Conor Oberst is only 34 years old. And although his rail-thin frame and boyish face makes him look even younger, it still seems impossible, considering he’s spent almost two decades as a renowned recording artist, most notably from elevating himself to indie folk-hero status as the brains behind Bright Eyes. In that time he’s worn many different masks: from the gentle, contemplative singer songwriter to the rootsy, stream-of-consciousness dreamer to the ambient, electronic experimenter.
With Upside Down Mountain, he aims for something more basic. It’s reflective and wallows in the simple things, steering relatively clear from social prognosis or overbearing attempts at change, focusing more on what broke him into the mainstream’s eye in the first place.
In many ways, Upside Down Mountain is reminiscent of the most acclaimed Bright Eyes album, I’m Wide Awake, It’s Morning. There’s a certain ubiquitous solitude, yet candid openness to it. A good chunk of it is sparse. There are moments with gorgeous harmonies. And he takes his lyrical approach back to a place where he pulls off the masks and gets personal. In my opinion, throughout his career, he is at his weakest when he is the most wordy. With that said, I realize his lyrics are his strongest asset, but sometimes he’s capable of overdoing it, digressing into wobbly gibberish. Not too much here though, which is why Upside Down Mountain often recalls so much of his best work: it is just enough of a puzzle to make it fun to dissect, without running too far amok.
Conor Oberst came into music at the right time. When he was starting to gain traction in the early 2000s, emo was breaking into the mainstream. Folk fans were also — as they almost always are —searching for a new weary soul’s shoulders to put their hope on.
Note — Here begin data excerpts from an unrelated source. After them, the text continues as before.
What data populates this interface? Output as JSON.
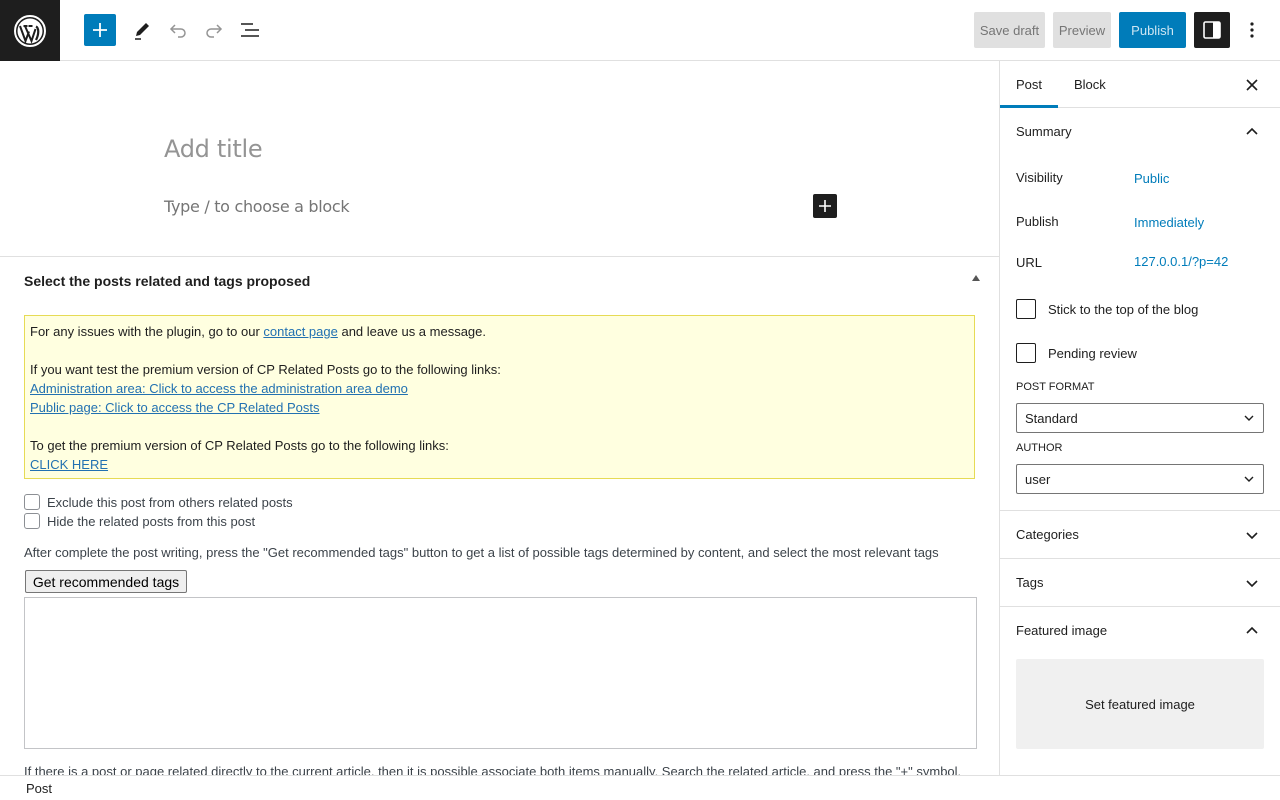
{
  "toolbar": {
    "save_draft": "Save draft",
    "preview": "Preview",
    "publish": "Publish"
  },
  "editor": {
    "title_placeholder": "Add title",
    "block_placeholder": "Type / to choose a block"
  },
  "metabox": {
    "title": "Select the posts related and tags proposed",
    "notice": {
      "line1_pre": "For any issues with the plugin, go to our ",
      "line1_link": "contact page",
      "line1_post": " and leave us a message.",
      "line2": "If you want test the premium version of CP Related Posts go to the following links:",
      "link_admin": "Administration area: Click to access the administration area demo",
      "link_public": "Public page: Click to access the CP Related Posts",
      "line3": "To get the premium version of CP Related Posts go to the following links:",
      "link_click": "CLICK HERE"
    },
    "exclude_label": "Exclude this post from others related posts",
    "hide_label": "Hide the related posts from this post",
    "help_text": "After complete the post writing, press the \"Get recommended tags\" button to get a list of possible tags determined by content, and select the most relevant tags",
    "get_tags_button": "Get recommended tags",
    "help_text2": "If there is a post or page related directly to the current article, then it is possible associate both items manually. Search the related article, and press the \"+\" symbol."
  },
  "footer": {
    "breadcrumb": "Post"
  },
  "sidebar": {
    "tabs": [
      "Post",
      "Block"
    ],
    "summary": {
      "title": "Summary",
      "visibility_label": "Visibility",
      "visibility_value": "Public",
      "publish_label": "Publish",
      "publish_value": "Immediately",
      "url_label": "URL",
      "url_value": "127.0.0.1/?p=42",
      "stick_label": "Stick to the top of the blog",
      "pending_label": "Pending review",
      "post_format_label": "POST FORMAT",
      "post_format_value": "Standard",
      "author_label": "AUTHOR",
      "author_value": "user"
    },
    "categories": "Categories",
    "tags": "Tags",
    "featured_image": {
      "title": "Featured image",
      "button": "Set featured image"
    }
  },
  "colors": {
    "accent": "#007cba",
    "notice_bg": "#ffffe0",
    "notice_border": "#e6db55",
    "dark": "#1e1e1e"
  }
}
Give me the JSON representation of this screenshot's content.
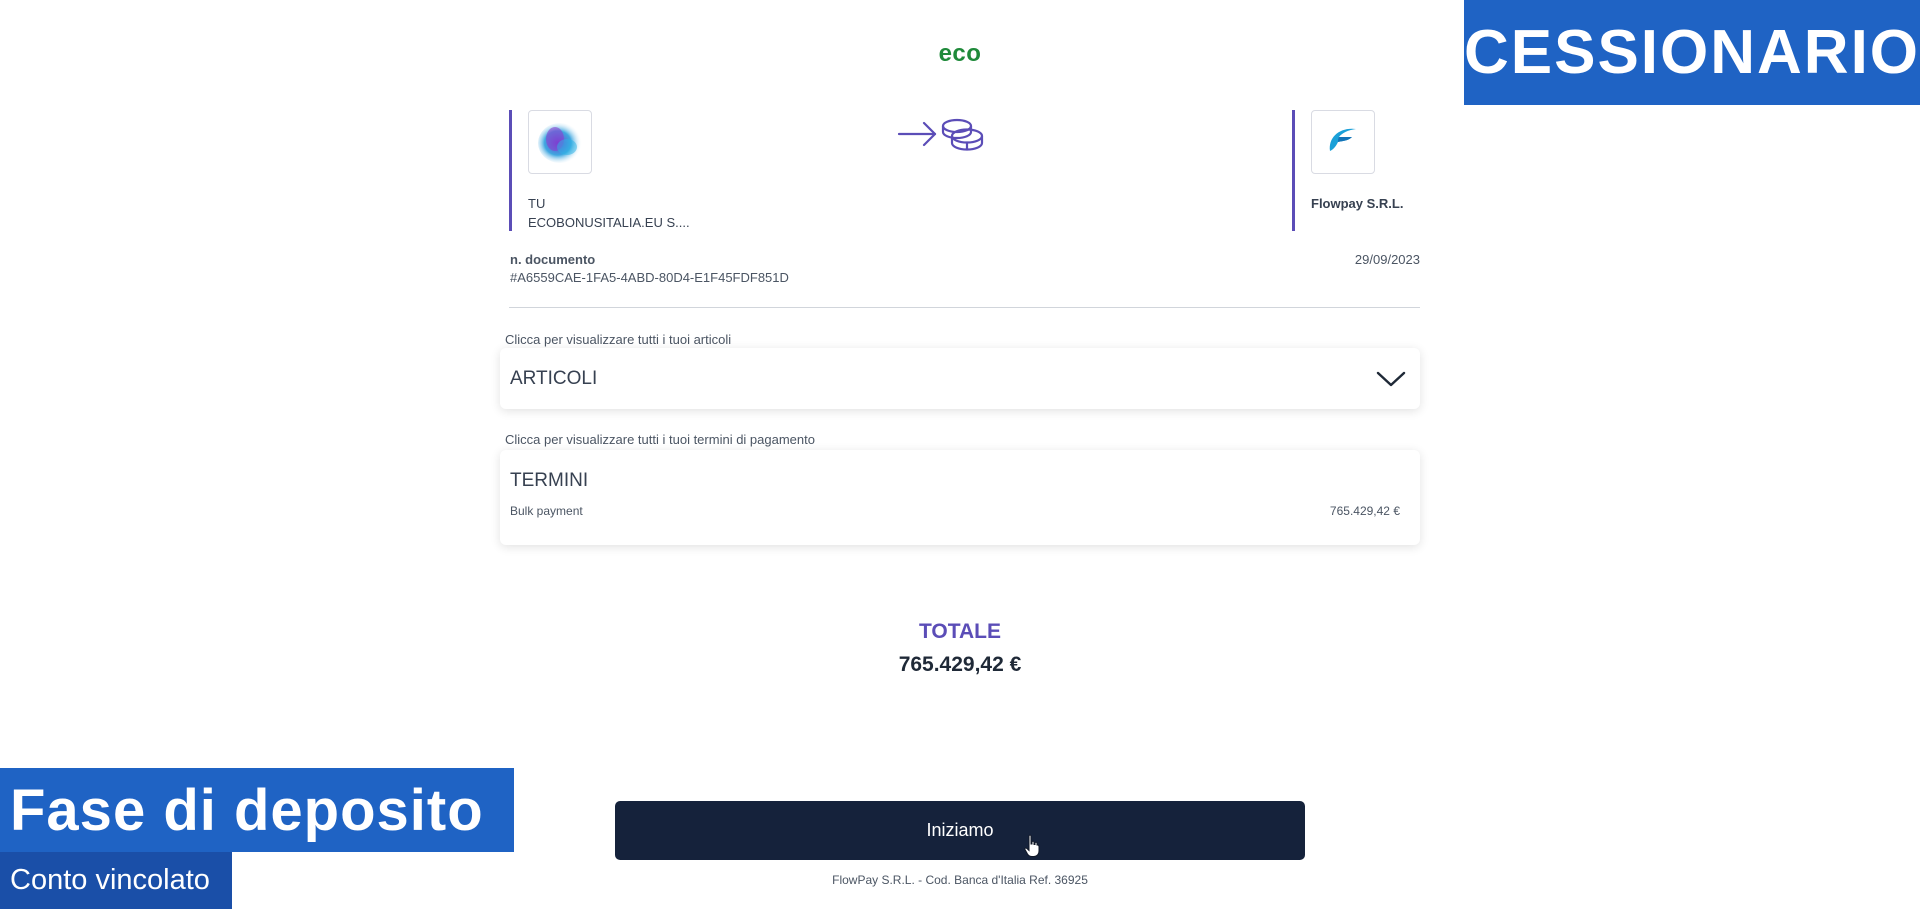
{
  "header": {
    "brand": "eco"
  },
  "overlays": {
    "corner_tag": "CESSIONARIO",
    "phase": "Fase di deposito",
    "subphase": "Conto vincolato"
  },
  "parties": {
    "sender_label": "TU",
    "sender_name": "ECOBONUSITALIA.EU S....",
    "receiver_name": "Flowpay S.R.L."
  },
  "document": {
    "label": "n. documento",
    "number": "#A6559CAE-1FA5-4ABD-80D4-E1F45FDF851D",
    "date": "29/09/2023"
  },
  "articles": {
    "hint": "Clicca per visualizzare tutti i tuoi articoli",
    "title": "ARTICOLI"
  },
  "terms": {
    "hint": "Clicca per visualizzare tutti i tuoi termini di pagamento",
    "title": "TERMINI",
    "row_label": "Bulk payment",
    "row_amount": "765.429,42 €"
  },
  "total": {
    "label": "TOTALE",
    "value": "765.429,42 €"
  },
  "cta": {
    "label": "Iniziamo"
  },
  "footer": {
    "text": "FlowPay S.R.L. - Cod. Banca d'Italia Ref. 36925"
  },
  "colors": {
    "accent": "#5b4db7",
    "brand_green": "#1f8a3a",
    "tag_blue": "#1f63c4",
    "cta_dark": "#15223b"
  },
  "icons": {
    "sender_avatar": "ecobonus-logo-icon",
    "receiver_avatar": "flowpay-logo-icon",
    "transfer": "arrow-coins-icon",
    "expand": "chevron-down-icon",
    "cursor": "hand-pointer-icon"
  }
}
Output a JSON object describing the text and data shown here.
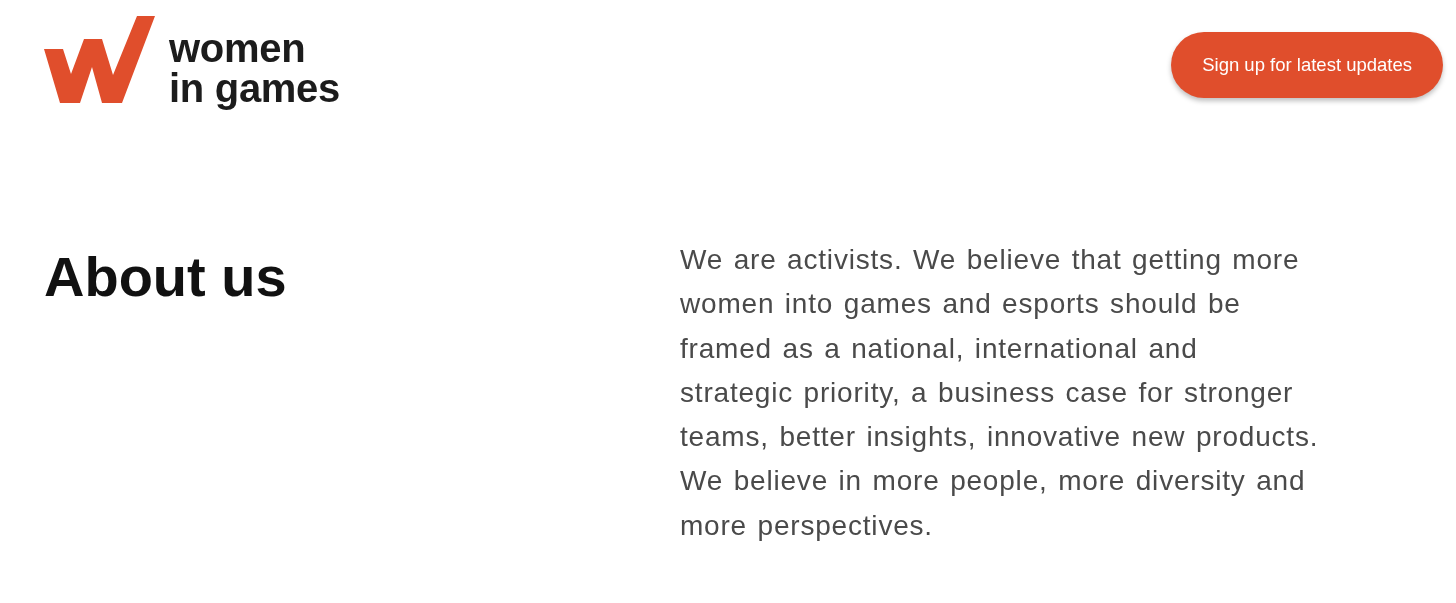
{
  "header": {
    "logo": {
      "wordmark_lines": [
        "women",
        "in games"
      ]
    },
    "signup_button": {
      "label": "Sign up for latest updates"
    }
  },
  "about": {
    "heading": "About us",
    "body": "We are activists. We believe that getting more women into games and esports should be framed as a national, international and strategic priority, a business case for stronger teams, better insights, innovative new products. We believe in more people, more diversity and more perspectives."
  }
}
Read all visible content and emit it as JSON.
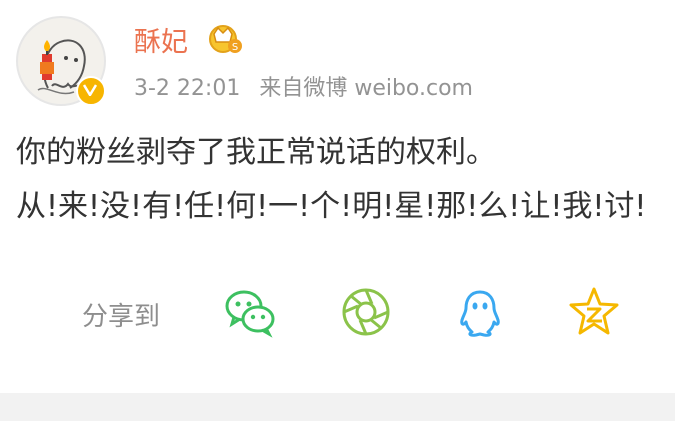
{
  "post": {
    "user_name": "酥妃",
    "time": "3-2 22:01",
    "source": "来自微博 weibo.com",
    "content_lines": [
      "你的粉丝剥夺了我正常说话的权利。",
      "从!来!没!有!任!何!一!个!明!星!那!么!让!我!讨!"
    ]
  },
  "share": {
    "label": "分享到",
    "targets": [
      "wechat-icon",
      "moments-icon",
      "qq-icon",
      "qzone-icon"
    ]
  },
  "colors": {
    "name": "#eb7350",
    "meta": "#939393",
    "text": "#333333",
    "wechat": "#3dc060",
    "moments": "#8bc34a",
    "qq": "#3aa8f0",
    "qzone": "#f5b800"
  }
}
And with a trembling, wayward voice that this generation’s Converse kids could dig and just enough ambiguous, streamlined poetics to earn the admirable — no matter how tired and redundant —Dylan comparison, Oberst bridged the gap, making him the unlikely prince of contemporary songwriting.
Upside Down Mountain’s opener, “Time Forgot”, is a breezy, idealistic step into the shadows, featuring sharp, earthy harmonies from sisters Klara and Johanna Söderberg of First Aid Kit. “Polished my shoes, I bought a brand new hat, moved to a town that time forgot / Where I don’t have to shave or be approachable / No, I can do just what I want,” Oberst exclaims in the first line, setting the tone for the album’s whimsical approach. “Hundreds of Ways” is a driving, shifty pop-rock gem, anchored by Vampire Weekend-ish Caribbean rhythms, lush backing vocals and cheerful horns.
“Double Life” shows he can still structure some pretty intelligent, catchy vocal melodies around mopey, dreary verses. “Desert Island Questionnaire” is a psychedelic cringe at the world. And “Night at Lake Unknown” is a barebones — at least by his standards — folk throwback.
Upside Down Mountain doesn’t take too many chances and, while I’m usually all for evolution, this is a good thing for Conor Oberst. He’s seemed a little off course lately… and revisiting the past is never a bad choice when searching for answers. Especially when it feels like such an effortless transition.